Noutro prisma, a recente elevação da moradia a direito social como preceito constitucional prevista no artigo 6º da CF não se sobrepõe ao direito de igualdade de todos perante a lei e ao princípio da licitação dos bens públicos desafetáveis. Exegese contrária consubstanciaria em incentivo às invasões, pois todos saberiam que, depois de alguns anos, conseguiriam a chancela do Estado para legalizar aquilo, em tese, juridicamente impossível. Correríamos o risco de criar um caos social.

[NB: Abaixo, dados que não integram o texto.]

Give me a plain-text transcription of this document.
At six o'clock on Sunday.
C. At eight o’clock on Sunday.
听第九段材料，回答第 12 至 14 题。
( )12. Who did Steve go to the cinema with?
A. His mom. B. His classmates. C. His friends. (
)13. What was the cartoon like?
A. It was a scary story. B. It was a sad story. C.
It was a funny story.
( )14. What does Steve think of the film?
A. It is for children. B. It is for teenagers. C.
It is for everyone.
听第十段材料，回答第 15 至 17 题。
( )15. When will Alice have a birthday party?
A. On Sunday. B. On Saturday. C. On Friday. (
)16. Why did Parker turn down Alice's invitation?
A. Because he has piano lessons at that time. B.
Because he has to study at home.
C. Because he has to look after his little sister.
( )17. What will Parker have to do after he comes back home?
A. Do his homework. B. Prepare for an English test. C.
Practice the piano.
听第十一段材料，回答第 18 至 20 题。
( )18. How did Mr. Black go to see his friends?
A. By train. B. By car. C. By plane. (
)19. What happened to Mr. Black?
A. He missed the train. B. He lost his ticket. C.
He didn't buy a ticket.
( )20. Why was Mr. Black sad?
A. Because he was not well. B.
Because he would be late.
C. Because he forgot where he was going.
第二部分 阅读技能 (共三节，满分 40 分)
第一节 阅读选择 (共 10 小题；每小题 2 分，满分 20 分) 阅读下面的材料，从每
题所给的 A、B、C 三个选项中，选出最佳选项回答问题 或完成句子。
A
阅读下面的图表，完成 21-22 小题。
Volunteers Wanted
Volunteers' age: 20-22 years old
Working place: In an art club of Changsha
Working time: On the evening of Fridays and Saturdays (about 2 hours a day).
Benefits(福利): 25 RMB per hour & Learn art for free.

Mas diante desta notória e evidente situação de fato irreversível, de cunho social, de respeitável parcela da população brasileira, existe uma solução jurídica, sem se contrapor ao ordenamento pátrio? Cremos que sim. Seria uma emenda constitucional específica, originária do Congresso Nacional, como disposição transitória, no exercício do Poder derivado, autorizando, excepcionalmente, a União, aos Estados, o Distrito Federal e aos municípios a alienar esses bens públicos, concedendo o direito de preferência da compra direta aos atuais ocupantes, ao preço de mercado. Os imóveis remanescentes, nessas áreas, seriam objeto de licitação aberta.

Certamente, impende salientar, caberia a cada ente, em respeito à autonomia da federação, aplicar ou não a regra e, se acolhida, disciplinar e regulamentar, por lei, os condomínios que se enquadrariam, fixando critérios, segundo a conveniência, oportunidade e discricionariedade do legislador e da administração.